I went to the movies tonight and saw Easy A. Both the film, and all the ads and trailers were in digital.
This has got me wondering - is my former trade (as a projectionist) now just a relic?
I've known for years that the extinction of projectionists was inevitable - it is one of the reasons I got off my ass and went to uni - but I'm pretty sure all of the films I've seen this year (excluding the festival films) have been in digital.
This blows my mind. I know that not all movies are released in digital - but to be honest, when I left projection (in 2008), films like Easy A and Tomorrow When The War Began just wouldn't have been released in this format, primarily because there were not enough projectors capable of playing them. Purely because the most basic equipment of a cinema was a 35mm projector, 35mm film was the delivery mode of choice, and 35mm meant more work for projectionists.
Sylvia Park was the first cinema in New Zealand to embrace digital projectors. I opened that place and believe me, digital cinema (once it worked - it took a few months to shake the bugs) was a GOD SEND. The digital projection process, when compared it 35mm, could be run by anyone with basic computer literacy. 35mm required knowledge and experience because so many things could go wrong. When it arrived, the only problem with this new-fangled digital technology was that the ad provider did not provide digital ads, and the distribution companies rarely provided digital trailers. We still had to run 35mm film for the ads and the trailers, followed by a digital feature.
Now, however, it seems everything is controlled by the digital system. This wipes out most of the responsibilities taken care of by the projectionist. There is no 'ad day' - the painful weekly task of removing all the ads and trailers from every movie in the complex (up to 20 movies in one week), and reassembling them into the new combinations, in the specified order, without fucking it up (examples of 'fucking it up' include upside down ads, and ads with no sound).
There is no 'making up' or 'breaking down' of films. Perhaps not right now, but very soon, only a small minority of films will require 35mm procedures. Digital films don't need checking. You can't permanently ruin a digital film with a simple, momentary mistake. Everything can be run from an office with cameras on the screen and a centralised automation system. 35mm will still be used in many cinemas and countries for years to come, but slowly this will be reduced as cinemas upgrade to better, easier technology and studios release more and more films in the format.
It makes me sad because I always thought of projection as somewhat of an art form. Every night or day I worked, I entertained thousands of people. I made the show happen. I used to sneak into cinemas to laugh or jump with an audience at my favourite bits. I would watch my favourite scenes over and over from my bio booth. If things went wrong my body would surge with adrenalin. People were often surprised at my running, jumping, and stair-climbing ability when something hit the fan. With multiple cinemas to look after, over multiple floors, I was constantly running, In my spare moments I taught anyone who was interested about how everything worked, because I loved projection. I loved the people I worked with, I loved the energy I needed to have. I loved it when everything went right, and I loved to hate it when everything went wrong. I was (and still am) passionate about it.

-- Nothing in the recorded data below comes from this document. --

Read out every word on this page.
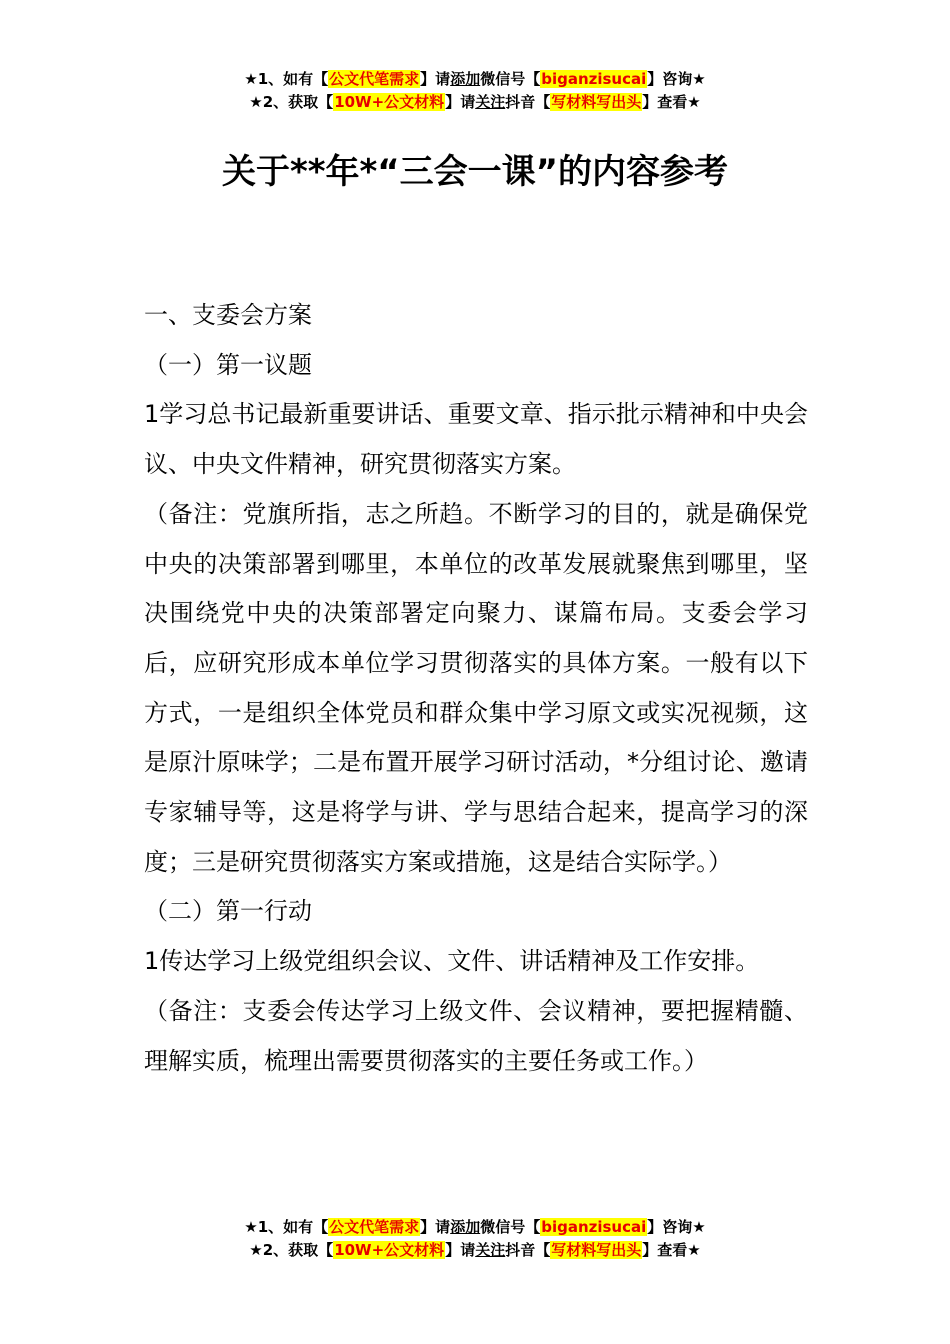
★1、如有【公文代笔需求】请添加微信号【biganzisucai】咨询★
★2、获取【10W+公文材料】请关注抖音【写材料写出头】查看★
关于**年*“三会一课”的内容参考

一、支委会方案

（一）第一议题

1学习总书记最新重要讲话、重要文章、指示批示精神和中央会议、中央文件精神，研究贯彻落实方案。

（备注：党旗所指，志之所趋。不断学习的目的，就是确保党中央的决策部署到哪里，本单位的改革发展就聚焦到哪里，坚决围绕党中央的决策部署定向聚力、谋篇布局。支委会学习后，应研究形成本单位学习贯彻落实的具体方案。一般有以下方式，一是组织全体党员和群众集中学习原文或实况视频，这是原汁原味学；二是布置开展学习研讨活动，*分组讨论、邀请专家辅导等，这是将学与讲、学与思结合起来，提高学习的深度；三是研究贯彻落实方案或措施，这是结合实际学。）

（二）第一行动

1传达学习上级党组织会议、文件、讲话精神及工作安排。

（备注：支委会传达学习上级文件、会议精神，要把握精髓、理解实质，梳理出需要贯彻落实的主要任务或工作。）

★1、如有【公文代笔需求】请添加微信号【biganzisucai】咨询★
★2、获取【10W+公文材料】请关注抖音【写材料写出头】查看★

I don't have rose-tinted glasses on here, there were things I hated about the places I worked, but I loved being a projectionist.
It sounds daft, but I felt like each projector I worked with had its own personality. Some I liked, some I hated. Over my career I worked with 33 different projectors regularly and each and every one was different. I know digital comes with its problems, but they will not have the same problems we faced with 35mm because the number of things which can go wrong is more limited. For example, you cannot scratch and permanently ruin a digital film. You don't need to know what shit-fit cinema X is throwing today, it's a better process.
I hate to see this part of my life become a relic to technology. Much like The Beatles on vinyl, some movies are just better on film. Digital is awesome, and I have always thought it was an incredible step forward, but the death of the projectionist only makes me sad.